A similar problem has come before this court in several cases in which the jury has awarded special damages without awarding any general damages. In Eisele v. Rood, 275 Or 461, 551 P2d 441 (1976), we analyzed the previous cases and said:
"When the above cases are considered together, it can be seen that they stand for the following propositions: As a general rule, a verdict for special damages without an allowance for general damages is improper. However, when the issue of general damages is controverted in the pleadings and the evidence on that point is in conflict, the jury may conclude that plaintiff did not actually suffer any general damages but did reasonably incur special damages for medical expenses and/or loss of wages. In cases in which plaintiffs evidence of injury is merely subjective in nature, the jury may choose to *51disbelieve plaintiffs testimony as well as any medical testimony which is based on plaintiffs subjective complaints and for which there is no independent, objective evidence. Similarly, if there is objective evidence of a substantial injury, but defendant’s evidence indicates that this injury was not caused by the accident for which he is responsible, the jury can again find that plaintiff has not proved general damages. * * *” 275 Or at 467. (Emphasis added, footnote omitted.)
In the case at bar, whether plaintiff suffered any injuries and, if so, whether they were a result of the 1973 accident was seriously disputed. There was evidence that plaintiff had a previous history of frequent and excessive job absences which had led to his being temporarily discharged. He had also sustained a previous neck fracture in an automobile accident in 1964, causing a loss of one month’s work. Three years later he was having neck pains, and it was discovered that the 1964 fracture had never healed. He was placed in a hard collar and was off work for about five weeks. Defendant also produced a considerable amount of evidence which seriously questioned plaintiff’s credibility.
It is not necessary for us to delineate all of the medical testimony.

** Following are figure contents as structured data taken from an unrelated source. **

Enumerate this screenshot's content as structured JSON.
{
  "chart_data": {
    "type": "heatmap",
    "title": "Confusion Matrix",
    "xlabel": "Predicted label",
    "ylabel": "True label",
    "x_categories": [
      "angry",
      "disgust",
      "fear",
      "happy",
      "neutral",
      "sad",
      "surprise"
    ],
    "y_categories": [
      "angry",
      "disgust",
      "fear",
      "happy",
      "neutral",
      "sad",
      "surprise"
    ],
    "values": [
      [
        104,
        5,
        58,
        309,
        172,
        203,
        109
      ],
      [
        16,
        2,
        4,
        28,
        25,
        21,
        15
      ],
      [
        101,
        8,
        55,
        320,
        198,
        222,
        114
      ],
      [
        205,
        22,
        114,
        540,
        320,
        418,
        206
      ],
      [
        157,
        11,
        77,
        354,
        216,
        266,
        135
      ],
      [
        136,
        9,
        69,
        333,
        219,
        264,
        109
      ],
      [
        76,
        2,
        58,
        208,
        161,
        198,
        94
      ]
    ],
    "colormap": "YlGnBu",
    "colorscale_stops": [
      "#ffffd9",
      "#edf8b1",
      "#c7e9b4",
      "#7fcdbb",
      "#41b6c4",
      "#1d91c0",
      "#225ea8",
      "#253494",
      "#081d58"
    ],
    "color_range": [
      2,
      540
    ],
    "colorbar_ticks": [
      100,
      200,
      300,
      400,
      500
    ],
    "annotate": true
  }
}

Although plaintiff produced expert testimony which tended to show that he had sustained some injury, that testimony was largely based on plaintiff’s own subjective complaints. Moreover, that testimony was often contradicted by that of defendant’s experts, and there was also evidence that any discomfort suffered by plaintiff was related to his 1964 neck fracture. Apparently, plaintiff never told several of his own examining physicians that he had any previous neck problems.

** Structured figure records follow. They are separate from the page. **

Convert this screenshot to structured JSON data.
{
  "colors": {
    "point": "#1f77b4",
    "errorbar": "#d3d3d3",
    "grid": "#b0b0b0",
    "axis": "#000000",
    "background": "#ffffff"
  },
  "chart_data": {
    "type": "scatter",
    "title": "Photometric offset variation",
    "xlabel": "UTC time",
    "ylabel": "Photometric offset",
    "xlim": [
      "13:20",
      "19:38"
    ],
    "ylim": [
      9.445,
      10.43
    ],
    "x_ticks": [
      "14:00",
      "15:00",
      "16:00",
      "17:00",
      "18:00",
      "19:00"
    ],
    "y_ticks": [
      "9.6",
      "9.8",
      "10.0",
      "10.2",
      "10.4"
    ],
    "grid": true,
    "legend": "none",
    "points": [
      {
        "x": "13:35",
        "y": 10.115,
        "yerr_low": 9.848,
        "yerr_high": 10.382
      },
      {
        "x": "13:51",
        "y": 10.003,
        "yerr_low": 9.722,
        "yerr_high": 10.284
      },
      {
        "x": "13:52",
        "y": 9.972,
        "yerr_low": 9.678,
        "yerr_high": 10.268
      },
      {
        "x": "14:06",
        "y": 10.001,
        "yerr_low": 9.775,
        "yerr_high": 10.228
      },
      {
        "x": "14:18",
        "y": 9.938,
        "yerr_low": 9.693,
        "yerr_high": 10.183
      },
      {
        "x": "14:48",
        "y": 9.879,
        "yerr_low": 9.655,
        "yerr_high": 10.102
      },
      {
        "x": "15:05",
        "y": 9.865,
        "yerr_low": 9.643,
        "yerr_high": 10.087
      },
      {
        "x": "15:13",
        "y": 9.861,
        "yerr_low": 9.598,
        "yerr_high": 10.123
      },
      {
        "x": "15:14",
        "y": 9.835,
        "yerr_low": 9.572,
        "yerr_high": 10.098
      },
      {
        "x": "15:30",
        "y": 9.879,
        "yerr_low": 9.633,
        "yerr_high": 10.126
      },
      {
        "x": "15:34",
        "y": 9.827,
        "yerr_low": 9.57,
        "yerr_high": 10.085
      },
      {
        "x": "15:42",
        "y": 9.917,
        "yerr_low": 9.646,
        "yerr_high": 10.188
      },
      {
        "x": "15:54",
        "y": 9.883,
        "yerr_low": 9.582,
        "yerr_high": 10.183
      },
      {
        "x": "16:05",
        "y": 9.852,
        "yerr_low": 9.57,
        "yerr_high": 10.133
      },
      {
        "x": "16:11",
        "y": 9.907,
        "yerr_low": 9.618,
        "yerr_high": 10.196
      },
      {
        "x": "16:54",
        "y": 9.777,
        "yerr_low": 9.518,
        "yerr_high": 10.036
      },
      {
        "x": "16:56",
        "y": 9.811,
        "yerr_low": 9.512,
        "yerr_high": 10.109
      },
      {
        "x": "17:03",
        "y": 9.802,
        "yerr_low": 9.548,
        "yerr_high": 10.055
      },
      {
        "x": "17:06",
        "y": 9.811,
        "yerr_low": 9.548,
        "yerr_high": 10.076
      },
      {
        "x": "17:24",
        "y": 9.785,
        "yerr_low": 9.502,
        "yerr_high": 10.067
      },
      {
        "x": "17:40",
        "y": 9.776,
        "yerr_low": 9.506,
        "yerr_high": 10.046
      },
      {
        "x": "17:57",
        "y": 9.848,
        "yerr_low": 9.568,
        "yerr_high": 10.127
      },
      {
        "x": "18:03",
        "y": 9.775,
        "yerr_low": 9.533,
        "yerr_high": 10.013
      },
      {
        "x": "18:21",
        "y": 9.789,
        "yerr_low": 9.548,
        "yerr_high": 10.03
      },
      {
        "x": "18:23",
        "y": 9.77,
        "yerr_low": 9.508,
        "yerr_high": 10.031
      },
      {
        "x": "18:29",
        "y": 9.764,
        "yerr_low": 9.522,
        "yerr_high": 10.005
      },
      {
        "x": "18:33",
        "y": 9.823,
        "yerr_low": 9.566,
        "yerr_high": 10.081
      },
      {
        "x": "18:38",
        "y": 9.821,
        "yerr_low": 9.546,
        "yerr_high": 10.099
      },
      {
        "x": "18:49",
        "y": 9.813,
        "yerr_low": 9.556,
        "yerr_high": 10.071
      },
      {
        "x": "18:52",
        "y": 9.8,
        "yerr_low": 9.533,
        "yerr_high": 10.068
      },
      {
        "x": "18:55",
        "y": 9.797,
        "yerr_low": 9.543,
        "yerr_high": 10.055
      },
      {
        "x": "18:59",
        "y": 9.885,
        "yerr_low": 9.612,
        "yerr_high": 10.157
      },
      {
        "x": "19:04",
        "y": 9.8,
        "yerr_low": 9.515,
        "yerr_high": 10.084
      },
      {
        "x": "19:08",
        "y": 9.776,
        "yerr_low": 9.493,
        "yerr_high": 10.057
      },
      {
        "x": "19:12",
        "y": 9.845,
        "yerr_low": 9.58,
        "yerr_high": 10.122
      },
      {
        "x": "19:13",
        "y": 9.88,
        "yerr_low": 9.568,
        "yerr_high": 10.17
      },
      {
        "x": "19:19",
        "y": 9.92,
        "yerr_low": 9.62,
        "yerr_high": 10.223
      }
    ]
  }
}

In summary, there was sufficient evidence that plaintiff suffered no injury as a result of the accident, and that any discomfort he suffered was not the result of the accident. Therefore, we believe that the trial *52court properly submitted the issue of injury and causation to the jury for its determination.
Affirmed.
Since this is an FELA action, federal law is controlling on the issue of whether there was sufficient evidence to raise a jury question as to the nonexistence of any compensable injury. However, plaintiff has not cited any cases which indicate that the federal standard is any different from our own standard on this issue, and we have discovered none ourselves. See generally, 9 Wright & Miller, Federal Practice and Procedure, § 2526 (1971); Annot., Supreme Court Review of Sufficiency of Evidence in Actions under Federal Employers’ Liability Act, 4 LEd 2d 1787 (1959).